Actor Peter Facinelli (Twilight, Nurse Jackie) says that his divorce from 90210 star Jennie Garth has made him “an even better father.” My guess is that there’s a bit of haughty derision that follows reading that sentence, and it falls to me to try and understand why.
Not long ago, when actor/comedian Steve Martin announced he was becoming a father at the age of 67, I asked why our society screams out for men to be more active fathers, and for more men to take seriously the role of fatherhood, but then turns around and lays a smackdown on people who display true passion and excitement about it when their version of fatherhood doesn’t fit our specific cookie-cutter.
Peter Facinelli, for his part, told The Huffington Post last week, “Co-parenting has been great. I’m able to have the kids every other week and in some ways — a lot of ways — it makes me an even better father. I get to get up and make them breakfast, make them lunches, take them to school and I have the full responsibility of all three girls for the whole entire week, and I bond a lot with them that way.”
Look carefully at the way that’s worded.
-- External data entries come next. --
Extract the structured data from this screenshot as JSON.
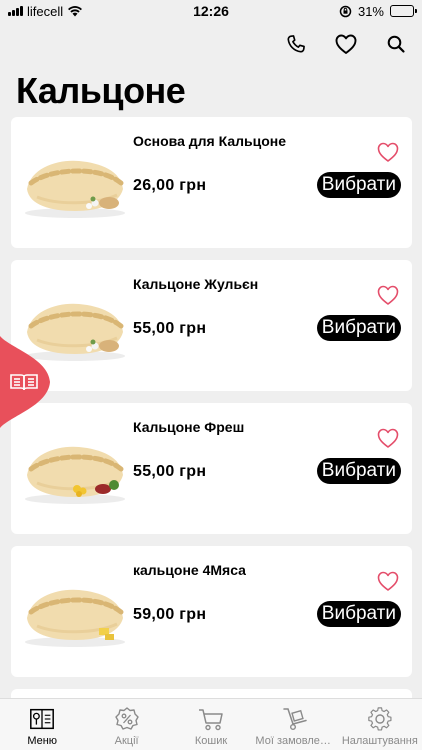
{
  "status": {
    "carrier": "lifecell",
    "time": "12:26",
    "battery": "31%",
    "battery_level": 0.31
  },
  "title": "Кальцоне",
  "products": [
    {
      "name": "Основа для Кальцоне",
      "price": "26,00 грн",
      "button": "Вибрати"
    },
    {
      "name": "Кальцоне Жульєн",
      "price": "55,00 грн",
      "button": "Вибрати"
    },
    {
      "name": "Кальцоне Фреш",
      "price": "55,00 грн",
      "button": "Вибрати"
    },
    {
      "name": "кальцоне 4Мяса",
      "price": "59,00 грн",
      "button": "Вибрати"
    }
  ],
  "tabs": [
    {
      "label": "Меню",
      "icon": "menu-book-icon"
    },
    {
      "label": "Акції",
      "icon": "discount-badge-icon"
    },
    {
      "label": "Кошик",
      "icon": "cart-icon"
    },
    {
      "label": "Мої замовлення",
      "icon": "hand-truck-icon"
    },
    {
      "label": "Налаштування",
      "icon": "gear-icon"
    }
  ],
  "colors": {
    "accent": "#e8505b",
    "heart": "#e44d6a",
    "button": "#000000",
    "background": "#efefef"
  }
}
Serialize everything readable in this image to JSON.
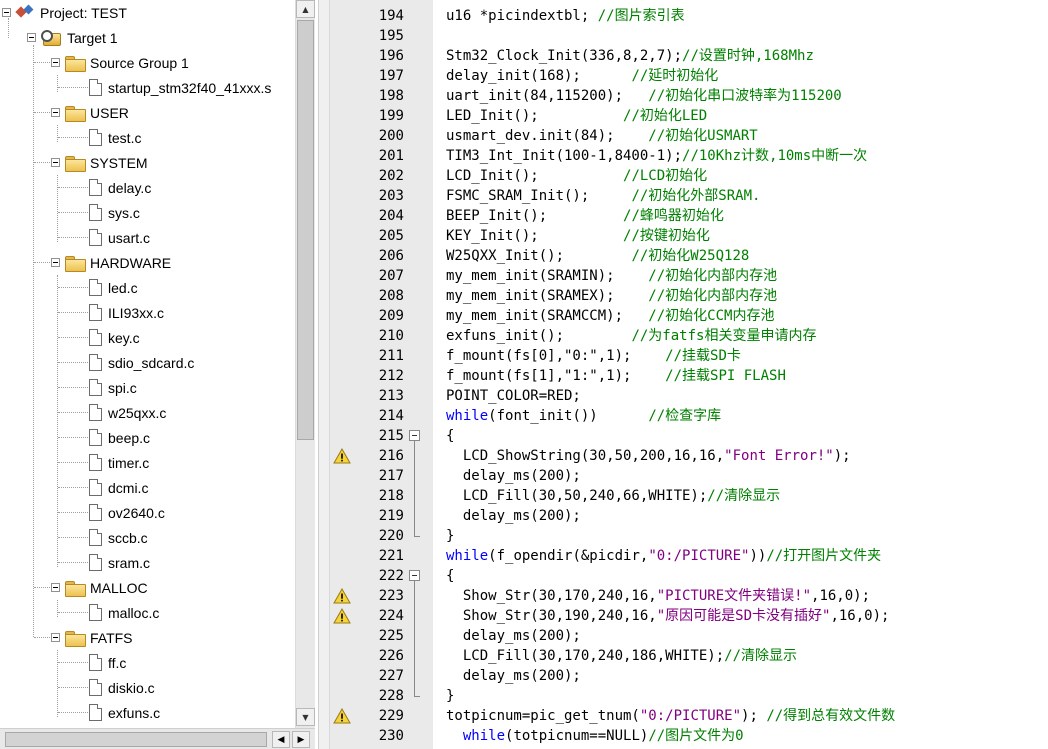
{
  "project_tree": {
    "project_label": "Project: TEST",
    "target_label": "Target 1",
    "groups": [
      {
        "label": "Source Group 1",
        "files": [
          "startup_stm32f40_41xxx.s"
        ]
      },
      {
        "label": "USER",
        "files": [
          "test.c"
        ]
      },
      {
        "label": "SYSTEM",
        "files": [
          "delay.c",
          "sys.c",
          "usart.c"
        ]
      },
      {
        "label": "HARDWARE",
        "files": [
          "led.c",
          "ILI93xx.c",
          "key.c",
          "sdio_sdcard.c",
          "spi.c",
          "w25qxx.c",
          "beep.c",
          "timer.c",
          "dcmi.c",
          "ov2640.c",
          "sccb.c",
          "sram.c"
        ]
      },
      {
        "label": "MALLOC",
        "files": [
          "malloc.c"
        ]
      },
      {
        "label": "FATFS",
        "files": [
          "ff.c",
          "diskio.c",
          "exfuns.c"
        ]
      }
    ]
  },
  "scrollbars": {
    "up_arrow": "▲",
    "down_arrow": "▼",
    "left_arrow": "◀",
    "right_arrow": "▶"
  },
  "editor": {
    "icons": {
      "warning": "warning-icon",
      "fold": "fold-minus-icon"
    },
    "lines": [
      {
        "num": "194",
        "parts": [
          [
            "code",
            "u16 *picindextbl; "
          ],
          [
            "cmt",
            "//图片索引表"
          ]
        ]
      },
      {
        "num": "195",
        "parts": []
      },
      {
        "num": "196",
        "parts": [
          [
            "code",
            "Stm32_Clock_Init(336,8,2,7);"
          ],
          [
            "cmt",
            "//设置时钟,168Mhz"
          ]
        ]
      },
      {
        "num": "197",
        "parts": [
          [
            "code",
            "delay_init(168);      "
          ],
          [
            "cmt",
            "//延时初始化"
          ]
        ]
      },
      {
        "num": "198",
        "parts": [
          [
            "code",
            "uart_init(84,115200);   "
          ],
          [
            "cmt",
            "//初始化串口波特率为115200"
          ]
        ]
      },
      {
        "num": "199",
        "parts": [
          [
            "code",
            "LED_Init();          "
          ],
          [
            "cmt",
            "//初始化LED"
          ]
        ]
      },
      {
        "num": "200",
        "parts": [
          [
            "code",
            "usmart_dev.init(84);    "
          ],
          [
            "cmt",
            "//初始化USMART"
          ]
        ]
      },
      {
        "num": "201",
        "parts": [
          [
            "code",
            "TIM3_Int_Init(100-1,8400-1);"
          ],
          [
            "cmt",
            "//10Khz计数,10ms中断一次"
          ]
        ]
      },
      {
        "num": "202",
        "parts": [
          [
            "code",
            "LCD_Init();          "
          ],
          [
            "cmt",
            "//LCD初始化"
          ]
        ]
      },
      {
        "num": "203",
        "parts": [
          [
            "code",
            "FSMC_SRAM_Init();     "
          ],
          [
            "cmt",
            "//初始化外部SRAM."
          ]
        ]
      },
      {
        "num": "204",
        "parts": [
          [
            "code",
            "BEEP_Init();         "
          ],
          [
            "cmt",
            "//蜂鸣器初始化"
          ]
        ]
      },
      {
        "num": "205",
        "parts": [
          [
            "code",
            "KEY_Init();          "
          ],
          [
            "cmt",
            "//按键初始化"
          ]
        ]
      },
      {
        "num": "206",
        "parts": [
          [
            "code",
            "W25QXX_Init();        "
          ],
          [
            "cmt",
            "//初始化W25Q128"
          ]
        ]
      },
      {
        "num": "207",
        "parts": [
          [
            "code",
            "my_mem_init(SRAMIN);    "
          ],
          [
            "cmt",
            "//初始化内部内存池"
          ]
        ]
      },
      {
        "num": "208",
        "parts": [
          [
            "code",
            "my_mem_init(SRAMEX);    "
          ],
          [
            "cmt",
            "//初始化内部内存池"
          ]
        ]
      },
      {
        "num": "209",
        "parts": [
          [
            "code",
            "my_mem_init(SRAMCCM);   "
          ],
          [
            "cmt",
            "//初始化CCM内存池"
          ]
        ]
      },
      {
        "num": "210",
        "parts": [
          [
            "code",
            "exfuns_init();        "
          ],
          [
            "cmt",
            "//为fatfs相关变量申请内存"
          ]
        ]
      },
      {
        "num": "211",
        "parts": [
          [
            "code",
            "f_mount(fs[0],\"0:\",1);    "
          ],
          [
            "cmt",
            "//挂载SD卡"
          ]
        ]
      },
      {
        "num": "212",
        "parts": [
          [
            "code",
            "f_mount(fs[1],\"1:\",1);    "
          ],
          [
            "cmt",
            "//挂载SPI FLASH"
          ]
        ]
      },
      {
        "num": "213",
        "parts": [
          [
            "code",
            "POINT_COLOR=RED;"
          ]
        ]
      },
      {
        "num": "214",
        "parts": [
          [
            "kw",
            "while"
          ],
          [
            "code",
            "(font_init())      "
          ],
          [
            "cmt",
            "//检查字库"
          ]
        ]
      },
      {
        "num": "215",
        "parts": [
          [
            "code",
            "{"
          ]
        ],
        "fold": "start"
      },
      {
        "num": "216",
        "warn": true,
        "parts": [
          [
            "code",
            "  LCD_ShowString(30,50,200,16,16,"
          ],
          [
            "str",
            "\"Font Error!\""
          ],
          [
            "code",
            ");"
          ]
        ]
      },
      {
        "num": "217",
        "parts": [
          [
            "code",
            "  delay_ms(200);"
          ]
        ]
      },
      {
        "num": "218",
        "parts": [
          [
            "code",
            "  LCD_Fill(30,50,240,66,WHITE);"
          ],
          [
            "cmt",
            "//清除显示"
          ]
        ]
      },
      {
        "num": "219",
        "parts": [
          [
            "code",
            "  delay_ms(200);"
          ]
        ]
      },
      {
        "num": "220",
        "parts": [
          [
            "code",
            "}"
          ]
        ],
        "fold": "end"
      },
      {
        "num": "221",
        "parts": [
          [
            "kw",
            "while"
          ],
          [
            "code",
            "(f_opendir(&picdir,"
          ],
          [
            "str",
            "\"0:/PICTURE\""
          ],
          [
            "code",
            "))"
          ],
          [
            "cmt",
            "//打开图片文件夹"
          ]
        ]
      },
      {
        "num": "222",
        "parts": [
          [
            "code",
            "{"
          ]
        ],
        "fold": "start"
      },
      {
        "num": "223",
        "warn": true,
        "parts": [
          [
            "code",
            "  Show_Str(30,170,240,16,"
          ],
          [
            "str",
            "\"PICTURE文件夹错误!\""
          ],
          [
            "code",
            ",16,0);"
          ]
        ]
      },
      {
        "num": "224",
        "warn": true,
        "parts": [
          [
            "code",
            "  Show_Str(30,190,240,16,"
          ],
          [
            "str",
            "\"原因可能是SD卡没有插好\""
          ],
          [
            "code",
            ",16,0);"
          ]
        ]
      },
      {
        "num": "225",
        "parts": [
          [
            "code",
            "  delay_ms(200);"
          ]
        ]
      },
      {
        "num": "226",
        "parts": [
          [
            "code",
            "  LCD_Fill(30,170,240,186,WHITE);"
          ],
          [
            "cmt",
            "//清除显示"
          ]
        ]
      },
      {
        "num": "227",
        "parts": [
          [
            "code",
            "  delay_ms(200);"
          ]
        ]
      },
      {
        "num": "228",
        "parts": [
          [
            "code",
            "}"
          ]
        ],
        "fold": "end"
      },
      {
        "num": "229",
        "warn": true,
        "parts": [
          [
            "code",
            "totpicnum=pic_get_tnum("
          ],
          [
            "str",
            "\"0:/PICTURE\""
          ],
          [
            "code",
            "); "
          ],
          [
            "cmt",
            "//得到总有效文件数"
          ]
        ]
      },
      {
        "num": "230",
        "parts": [
          [
            "code",
            "  "
          ],
          [
            "kw",
            "while"
          ],
          [
            "code",
            "(totpicnum==NULL)"
          ],
          [
            "cmt",
            "//图片文件为0"
          ]
        ]
      }
    ]
  }
}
You’ve got a Dad who talks about how he’s “able” to have the kids every other week, and how he “gets to get up”. My very strong hunch is that plenty of parents look at what he said and thought, “Hmph – just try it three hundred and sixty-five days a year, pal – it ain’t all sunshine, lollipops and rainbows.”
I’ve even seen some of the more vicious commenters suggest that Facinelli is “not a real Dad.”
If your family has endured a divorce and you’ve experienced co-parenting first hand, you know that the challenges can sometimes balance each other out, or may even be greater if Mom and Dad can’t be effective at truly putting the children first. The rules are often different between Mom’s house and Dad’s house, and that can create an entirely different set of challenges – toss in some angst and acrimony and it gets even tougher. It’s tough on the kids, having to adopt two different lifestyles, and it’s tough on the parents, trying to navigate the differences and come from a place of understanding instead of trying to have their version of “home” be “the winner”.
I wonder if some of the Judgy Judgertons who condemn Peter Facinelli’s parenting aren’t simply deflecting their anger about the circumstances that ended his marriage (which I won’t repeat here, because quite frankly, it’s none of my business, nor is it any of yours). Because to me, any time a man talks about how excited he is to get up and make breakfast and lunch, and how psyched he is to bond with his daughters, that’s a win for parents everywhere.
If one is truly putting the kids first in a scenario like this, it means putting all the relationship stuff aside, completely. Because the kids have enough to deal with, without someone putting the same Band-Aid on the same wound and ripping it off over and over again, just because their parents lack the maturity and control to actually move forward.
However, I recognize that perhaps I live in some kind of Utopian dream world where people are actually supportive of one another, and where we admire people who try to do the best they can as parents, despite the “other stuff” in their lives.
Wouldn’t you like to live there too?